If we run the script, we get the following output:

Solution is:
[['Anerdine', None], [None, None], [None, 'Chancellor'], [None, None], [None, None]]
[[None, None], [None, None], ['Brinkman', None], [None, None], [None, 'Home Secretary']]
[[None, None], ['Crass', None], [None, None], ['Eejit', None], [None, None]]
[[None, 'Health Secretary'], [None, None], [None, None], [None, None], ['Dyer', None]]
[[None, None], [None, 'Defense Secretary'], [None, None], [None, 'Education Secretary'], [None, None]]
===========================================
==
Anerdine is Health Secretary
Crass is Defense Secretary
Brinkman is Chancellor
Eejit is Education Secretary
Dyer is Home Secretary
==
Anerdine moves to Defense Secretary
Crass moves to Chancellor
Brinkman moves to Education Secretary
Eejit moves to Home Secretary
Dyer moves to Health Secretary

The first part of the output is our final partial chain matrix, which should now pass all the conditions we set for it, with only one minister/post in each column, and with Dyer not as chancellor.

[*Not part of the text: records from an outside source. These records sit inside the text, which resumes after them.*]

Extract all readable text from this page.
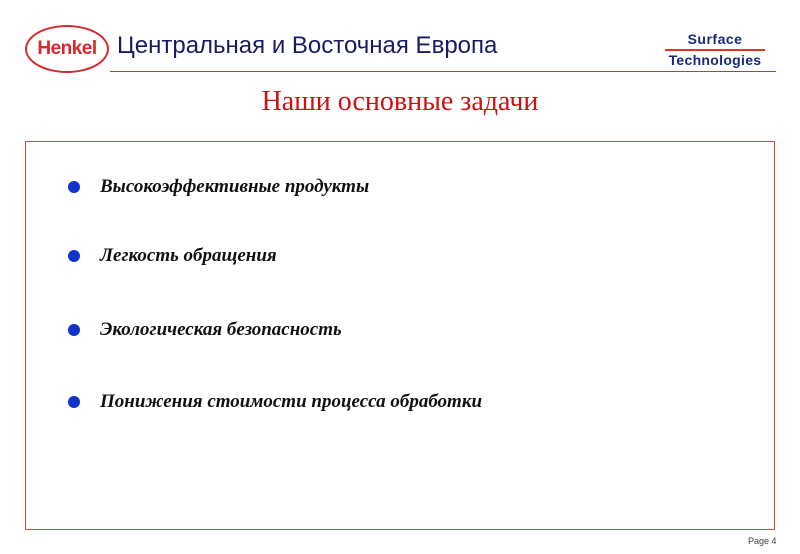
Henkel Центральная и Восточная Европа	Surface
Technologies
Наши основные задачи
Высокоэффективные продукты
Легкость обращения
Экологическая безопасность
Понижения стоимости процесса обработки
Page 4
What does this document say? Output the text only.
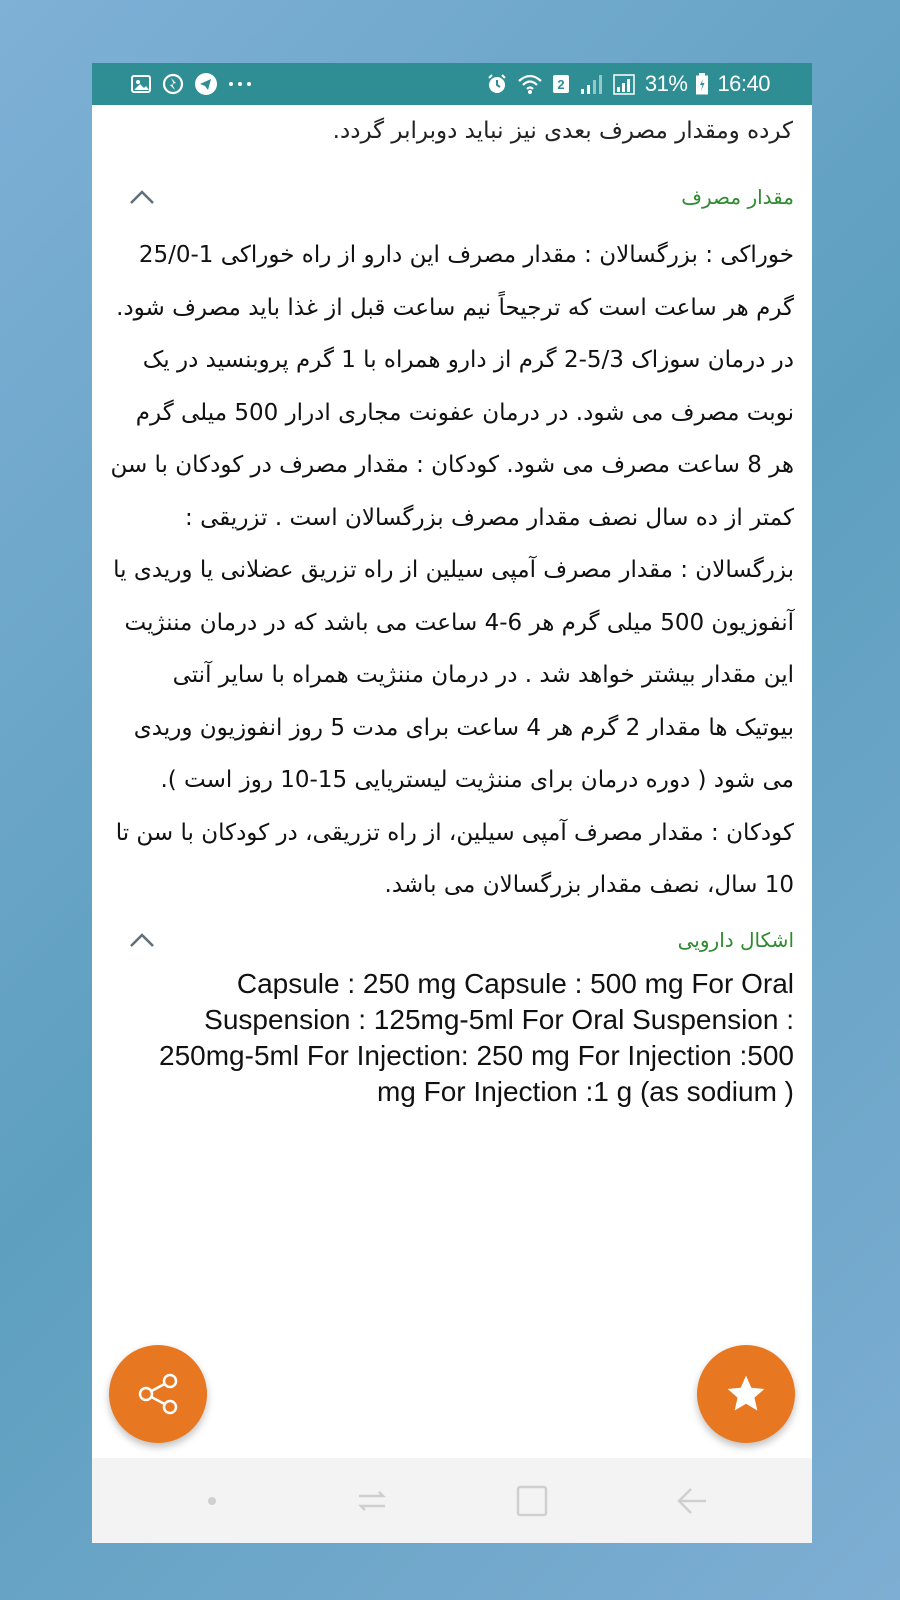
2	31% 16:40

کرده ومقدار مصرف بعدی نیز نباید دوبرابر گردد.

مقدار مصرف

خوراکی : بزرگسالان : مقدار مصرف این دارو از راه خوراکی 1-25/0 گرم هر ساعت است که ترجیحاً نیم ساعت قبل از غذا باید مصرف شود. در درمان سوزاک 5/3-2 گرم از دارو همراه با 1 گرم پروبنسید در یک نوبت مصرف می شود. در درمان عفونت مجاری ادرار 500 میلی گرم هر 8 ساعت مصرف می شود. کودکان : مقدار مصرف در کودکان با سن کمتر از ده سال نصف مقدار مصرف بزرگسالان است . تزریقی : بزرگسالان : مقدار مصرف آمپی سیلین از راه تزریق عضلانی یا وریدی یا آنفوزیون 500 میلی گرم هر 6-4 ساعت می باشد که در درمان مننژیت این مقدار بیشتر خواهد شد . در درمان مننژیت همراه با سایر آنتی بیوتیک ها مقدار 2 گرم هر 4 ساعت برای مدت 5 روز انفوزیون وریدی می شود ( دوره درمان برای مننژیت لیستریایی 15-10 روز است ). کودکان : مقدار مصرف آمپی سیلین، از راه تزریقی، در کودکان با سن تا 10 سال، نصف مقدار بزرگسالان می باشد.

اشکال دارویی

Capsule : 250 mg Capsule : 500 mg For Oral Suspension : 125mg-5ml For Oral Suspension : 250mg-5ml For Injection: 250 mg For Injection :500 mg For Injection :1 g (as sodium )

As represented as a full chain, it is:

Anerdine Crass Brinkman Eejit Dyer
health secretary defense secretary chancellor education secretary home secretary

The second and third parts of the output show who has which post now, and which posts the ministers will be moving to. The latter is calculated simply by assigning each minister to the next post in the final chain.

There are probably other ways this logic puzzle could be solved with code, but this seemed to me to be the simplest. Feel free to try your own way and let me know how you get on!